Are there any cancer treatments that are an absolute contraindication for HBOT? Bleomycin chemotherapy is the main one, and the reason is oxygen-induced lung fibrosis, not cancer growth. Patients who have received bleomycin should discuss the timing of any future HBOT with their oncology team. Most other chemotherapies are compatible with HBOT.

What HBOT indications are most relevant for Canadian cancer survivors? Late radiation injury is the dominant one. This includes osteoradionecrosis of the jaw or other bones, radiation cystitis, radiation proctitis, soft-tissue radionecrosis, and brain radiation necrosis. The Marx 30-and-10 protocol for dental work in irradiated jaws is also commonly offered prophylactically. All of these are publicly funded at hospital hyperbaric programmes under provincial health insurance.

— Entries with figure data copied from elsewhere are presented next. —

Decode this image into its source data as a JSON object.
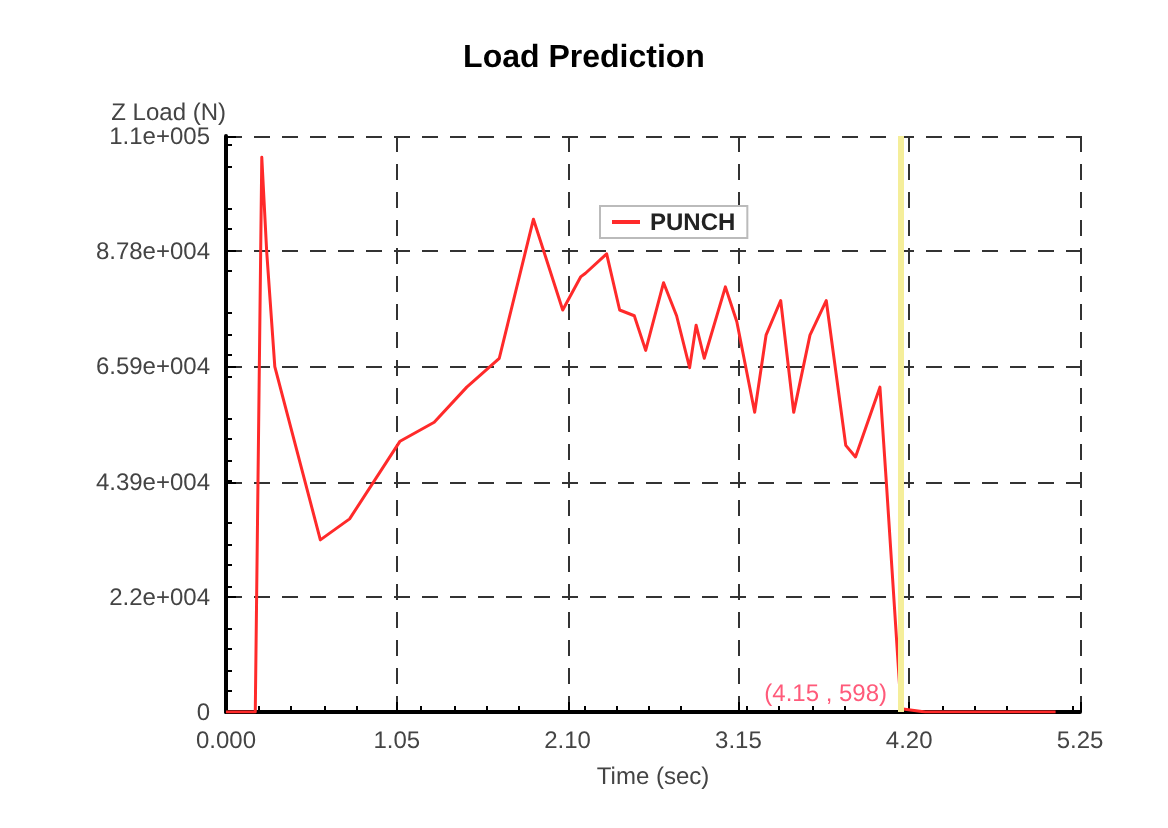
{
  "chart_data": {
    "type": "line",
    "title": "Load Prediction",
    "xlabel": "Time (sec)",
    "ylabel": "Z Load (N)",
    "x": [
      0,
      0.18,
      0.22,
      0.25,
      0.3,
      0.58,
      0.76,
      1.07,
      1.28,
      1.48,
      1.68,
      1.89,
      2.07,
      2.18,
      2.21,
      2.34,
      2.42,
      2.51,
      2.58,
      2.69,
      2.77,
      2.85,
      2.89,
      2.94,
      3.07,
      3.14,
      3.25,
      3.32,
      3.41,
      3.49,
      3.59,
      3.69,
      3.81,
      3.87,
      4.02,
      4.06,
      4.15,
      4.3,
      5.1
    ],
    "series": [
      {
        "name": "PUNCH",
        "color": "#ff2a2a",
        "values": [
          0,
          0,
          105700,
          87800,
          65800,
          32800,
          36800,
          51600,
          55200,
          61900,
          67400,
          93900,
          76600,
          82900,
          83600,
          87300,
          76600,
          75500,
          68900,
          81800,
          75500,
          65600,
          73700,
          67400,
          81000,
          74400,
          57100,
          71800,
          78400,
          57100,
          71800,
          78400,
          50800,
          48600,
          61900,
          43500,
          598,
          0,
          0
        ]
      }
    ],
    "xlim": [
      0,
      5.25
    ],
    "xticks": [
      {
        "value": 0,
        "label": "0.000"
      },
      1.05,
      {
        "value": 2.1,
        "label": "2.10"
      },
      3.15,
      {
        "value": 4.2,
        "label": "4.20"
      },
      5.25
    ],
    "ylim": [
      0,
      109750
    ],
    "yticks": [
      {
        "value": 0,
        "label": "0"
      },
      {
        "value": 21950,
        "label": "2.2e+004"
      },
      {
        "value": 43900,
        "label": "4.39e+004"
      },
      {
        "value": 65850,
        "label": "6.59e+004"
      },
      {
        "value": 87800,
        "label": "8.78e+004"
      },
      {
        "value": 109750,
        "label": "1.1e+005"
      }
    ],
    "ref_lines": [
      {
        "axis": "x",
        "value": 4.15,
        "color": "#f5ee9a"
      }
    ],
    "annotations": [
      {
        "text": "(4.15 , 598)",
        "x": 4.15,
        "y": 598
      }
    ],
    "grid": true,
    "legend": "top",
    "marker": "none",
    "line_style": "solid"
  }
}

Where can I find a Canadian hyperbaric programme that handles cancer-related referrals? The Canada Hyperbarics verified directory lists all 11 hospital programmes and 21 private clinics across nine provinces. The Princess Margaret Cancer Centre / UHN, Hamilton General, The Ottawa Hospital, Vancouver General, Misericordia Edmonton, and Foothills Calgary have particularly close working relationships with their associated cancer centres and are common destinations for radiation-injury referrals.

This Daffodil Month

If a friend or family member is a cancer survivor living with delayed radiation effects (chronic mouth pain after head and neck radiation, hematuria after pelvic radiation, ongoing pain in an irradiated bone or chest wall), the fear of “feeding the cancer” is one of the things that keeps them from raising HBOT with their oncology team. Sharing accurate information is one quiet way to help. The 2026 Daffodil Month campaign is at cancer.ca/daffodil, and a referral conversation with their cancer care team is the first step.

References

Disclaimer: This article is for informational purposes only and is not a substitute for individualised medical advice from your physician, oncologist, or hyperbaric medicine programme. The decision to pursue HBOT should be made in consultation with your cancer care team and a referring physician. Canada Hyperbarics is an independent educational project; we do not deliver hyperbaric treatment and do not have a financial relationship with any specific facility.